Intra-tracheal administration of a naked plasmid expressing stromal derived factor-1 improves lung structure in rodents with experimental bronchopulmonary dysplasia.

BACKGROUND: Bronchopulmonary dysplasia (BPD) is characterized by alveolar simplification and disordered angiogenesis. Stromal derived factor-1 (SDF-1) is a chemokine which modulates cell migration, proliferation, and angiogenesis. Here we tested the hypothesis that intra-tracheal (IT) administration of a naked plasmid DNA expressing SDF-1 would attenuate neonatal hyperoxia-induced lung injury in an experimental model of BPD, by promoting angiogenesis. DESIGN/METHODS: Newborn Sprague-Dawley rat pups (n = 18-20/group) exposed to room air (RA) or hyperoxia (85% O2) from postnatal day (P) 1 to 14 were randomly assigned to receive IT a naked plasmid expressing SDF-1, JVS-100 (Juventas Therapeutics, Cleveland, Ohio) or placebo (PL) on P3. Lung alveolarization, angiogenesis, inflammation, vascular remodeling and pulmonary hypertension (PH) were assessed on P14. PH was determined by measuring right ventricular systolic pressure (RVSP) and the weight ratio of the right to left ventricle + septum (RV/LV + S). Capillary tube formation in SDF-1 treated hyperoxia-exposed human pulmonary microvascular endothelial cells (HPMEC) was determined by matrigel assay. Data is expressed as mean ± SD and analyzed by two-way ANOVA. RESULTS: Exposure of neonatal pups to 14 days of hyperoxia decreased lung SDF-1 gene expression. Moreover, whilst hyperoxia exposure inhibited capillary tube formation in HPMEC, SDF-1 treatment increased tube length and branching in HPMEC. PL-treated hyperoxia-exposed pups had decreased alveolarization and lung vascular density. This was accompanied by an increase in RVSP, RV/LV + S, pulmonary vascular remodeling and inflammation. In contrast, IT JVS-100 improved lung structure, reduced inflammation, PH and vascular remodeling. CONCLUSIONS: Intratracheal administration of a naked plasmid expressing SDF-1 improves alveolar and vascular structure in an experimental model of BPD. These findings suggest that therapies which modulate lung SDF-1 expression may have beneficial effects in preterm infants with BPD.

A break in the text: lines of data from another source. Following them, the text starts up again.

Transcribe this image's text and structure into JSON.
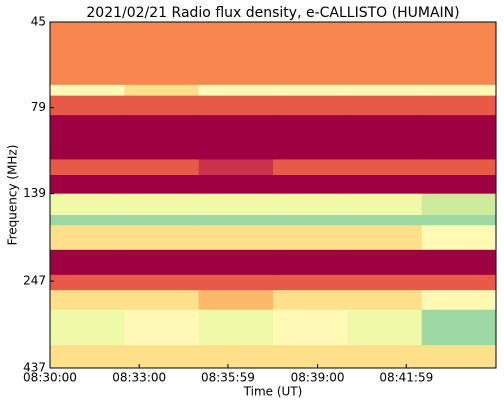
{
  "chart_data": {
    "type": "spectrogram",
    "title": "2021/02/21  Radio flux density, e-CALLISTO (HUMAIN)",
    "xlabel": "Time (UT)",
    "ylabel": "Frequency (MHz)",
    "xlim": [
      30600,
      31500
    ],
    "xticks": [
      {
        "value": 30600,
        "label": "08:30:00"
      },
      {
        "value": 30780,
        "label": "08:33:00"
      },
      {
        "value": 30959,
        "label": "08:35:59"
      },
      {
        "value": 31140,
        "label": "08:39:00"
      },
      {
        "value": 31319,
        "label": "08:41:59"
      }
    ],
    "ylim": [
      45,
      437
    ],
    "y_scale": "log",
    "y_inverted": true,
    "yticks": [
      45,
      79,
      139,
      247,
      437
    ],
    "time_edges": [
      30600,
      30750,
      30900,
      31050,
      31200,
      31350,
      31500
    ],
    "frequency_edges": [
      45,
      68,
      73,
      83,
      111,
      123,
      139,
      160,
      171,
      201,
      237,
      262,
      298,
      376,
      437
    ],
    "z": [
      [
        3,
        3,
        3,
        3,
        3,
        3
      ],
      [
        6,
        5,
        6,
        6,
        6,
        6
      ],
      [
        2,
        2,
        2,
        2,
        2,
        2
      ],
      [
        0,
        0,
        0,
        0,
        0,
        0
      ],
      [
        2,
        2,
        1,
        2,
        2,
        2
      ],
      [
        0,
        0,
        0,
        0,
        0,
        0
      ],
      [
        7,
        7,
        7,
        7,
        7,
        8
      ],
      [
        9,
        9,
        9,
        9,
        9,
        9
      ],
      [
        5,
        5,
        5,
        5,
        5,
        6
      ],
      [
        0,
        0,
        0,
        0,
        0,
        0
      ],
      [
        2,
        2,
        2,
        2,
        2,
        2
      ],
      [
        5,
        5,
        4,
        5,
        5,
        6
      ],
      [
        7,
        6,
        7,
        6,
        7,
        9
      ],
      [
        5,
        5,
        5,
        5,
        5,
        5
      ]
    ],
    "zlim": [
      0,
      10
    ],
    "colors": [
      "#9e0142",
      "#d53e4f",
      "#f46d43",
      "#fdae61",
      "#fee08b",
      "#ffffbf",
      "#e6f598",
      "#abdda4",
      "#66c2a5"
    ]
  }
}
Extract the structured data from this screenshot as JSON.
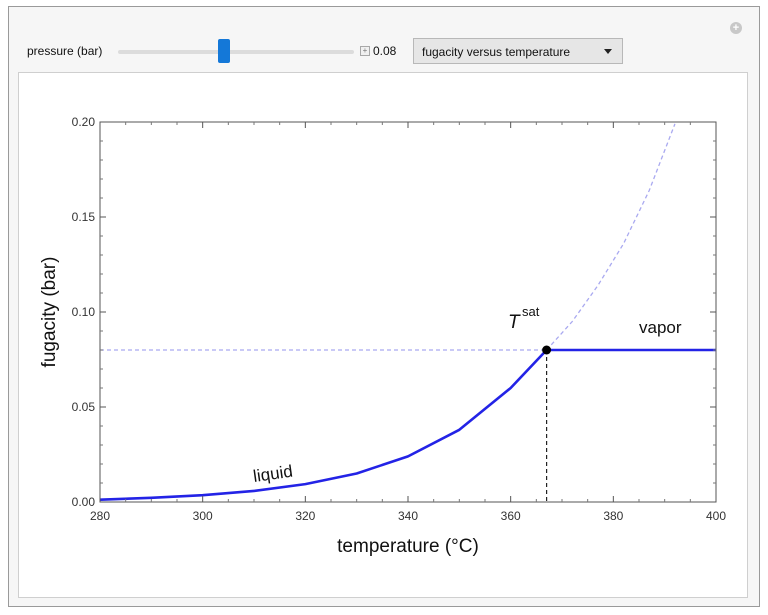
{
  "controls": {
    "slider_label": "pressure (bar)",
    "slider_value": "0.08",
    "slider_fraction": 0.45,
    "dropdown_selected": "fugacity versus temperature"
  },
  "colors": {
    "curve": "#2323e6",
    "dashed_guide": "#a9a9f0",
    "point": "#000000"
  },
  "chart_data": {
    "type": "line",
    "xlabel": "temperature (°C)",
    "ylabel": "fugacity (bar)",
    "xlim": [
      280,
      400
    ],
    "ylim": [
      0,
      0.2
    ],
    "xticks": [
      280,
      300,
      320,
      340,
      360,
      380,
      400
    ],
    "yticks": [
      0.0,
      0.05,
      0.1,
      0.15,
      0.2
    ],
    "ytick_labels": [
      "0.00",
      "0.05",
      "0.10",
      "0.15",
      "0.20"
    ],
    "saturation": {
      "T": 367,
      "f": 0.08
    },
    "series": [
      {
        "name": "liquid",
        "x": [
          280,
          290,
          300,
          310,
          320,
          330,
          340,
          350,
          360,
          367
        ],
        "y": [
          0.0012,
          0.0022,
          0.0036,
          0.0058,
          0.0094,
          0.015,
          0.024,
          0.038,
          0.06,
          0.08
        ]
      },
      {
        "name": "vapor",
        "x": [
          367,
          400
        ],
        "y": [
          0.08,
          0.08
        ]
      }
    ],
    "extrapolation": {
      "x": [
        367,
        372,
        377,
        382,
        387,
        392
      ],
      "y": [
        0.08,
        0.095,
        0.114,
        0.136,
        0.164,
        0.199
      ]
    },
    "annotations": {
      "liquid": "liquid",
      "vapor": "vapor",
      "tsat_main": "T",
      "tsat_sup": "sat"
    }
  }
}
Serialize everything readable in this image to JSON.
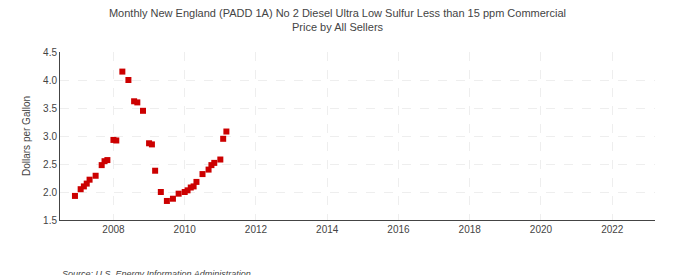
{
  "chart_data": {
    "type": "scatter",
    "title": "Monthly New England (PADD 1A) No 2 Diesel Ultra Low Sulfur Less than 15 ppm Commercial\nPrice by All Sellers",
    "ylabel": "Dollars per Gallon",
    "annotations": [
      "Source: U.S. Energy Information Administration"
    ],
    "marker": "square",
    "color": "#cc0000",
    "grid": true,
    "xlim": [
      2006.5,
      2023.2
    ],
    "ylim": [
      1.5,
      4.5
    ],
    "xticks": [
      2008,
      2010,
      2012,
      2014,
      2016,
      2018,
      2020,
      2022
    ],
    "yticks": [
      1.5,
      {
        "value": 2,
        "label": "2.0"
      },
      2.5,
      {
        "value": 3,
        "label": "3.0"
      },
      3.5,
      {
        "value": 4,
        "label": "4.0"
      },
      4.5
    ],
    "x": [
      2006.92,
      2007.08,
      2007.17,
      2007.25,
      2007.33,
      2007.5,
      2007.67,
      2007.75,
      2007.83,
      2008.0,
      2008.08,
      2008.25,
      2008.42,
      2008.58,
      2008.67,
      2008.83,
      2009.0,
      2009.08,
      2009.17,
      2009.33,
      2009.5,
      2009.67,
      2009.83,
      2010.0,
      2010.08,
      2010.17,
      2010.25,
      2010.33,
      2010.5,
      2010.67,
      2010.75,
      2010.83,
      2011.0,
      2011.08,
      2011.17
    ],
    "values": [
      1.93,
      2.05,
      2.1,
      2.15,
      2.22,
      2.29,
      2.48,
      2.55,
      2.57,
      2.93,
      2.92,
      4.15,
      4.0,
      3.62,
      3.6,
      3.45,
      2.87,
      2.85,
      2.38,
      2.0,
      1.84,
      1.88,
      1.97,
      2.0,
      2.03,
      2.08,
      2.1,
      2.18,
      2.32,
      2.4,
      2.48,
      2.52,
      2.58,
      2.95,
      3.08
    ]
  }
}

TNFα-stimulated protein 6 (TSG-6) reduces lung inflammation in an experimental model of bronchopulmonary dysplasia.

BACKGROUND: Inflammation is a key factor in the pathogenesis of bronchopulmonary dysplasia (BPD). Tumor necrosis factor-stimulated protein 6 (TSG-6) is a glycoprotein that modulates inflammation. Here we tested the hypothesis that intra-tracheal (IT) administration of an adenovirus overexpressing TSG-6 (AdTSG-6) would decrease inflammation and restore lung structure in experimental BPD. METHODS: Newborn Sprague-Dawley rats exposed to normoxia (RA) or hyperoxia (85% O2) from postnatal day (P) 1-P14 were randomly assigned to receive IT AdTSG-6 or placebo (PL) on P3. The effect of IT AdTSG-6 on lung inflammation, alveolarization, angiogenesis, apoptosis, pulmonary vascular remodeling, and pulmonary hypertension were evaluated on P14. Data were analyzed by two-way ANOVA. RESULTS: TSG-6 mRNA was significantly increased in pups who received IT AdTSG-6. Compared to RA, hyperoxia PL-treated pups had increased NF-kß activation and lung inflammation. In contrast, IT AdTSG-6 hyperoxia-treated pups had decreased lung phosphorylated NF-kß expression and markers of inflammation. This was accompanied by an improvement in alveolarization, angiogenesis, pulmonary vascular remodeling, and pulmonary hypertension. CONCLUSIONS: IT AdTSG-6 decreases lung inflammation and improves lung structure in neonatal rats with experimental BPD. These findings suggest that therapies that increase lung TSG-6 expression may have beneficial effects in preterm infants with BPD.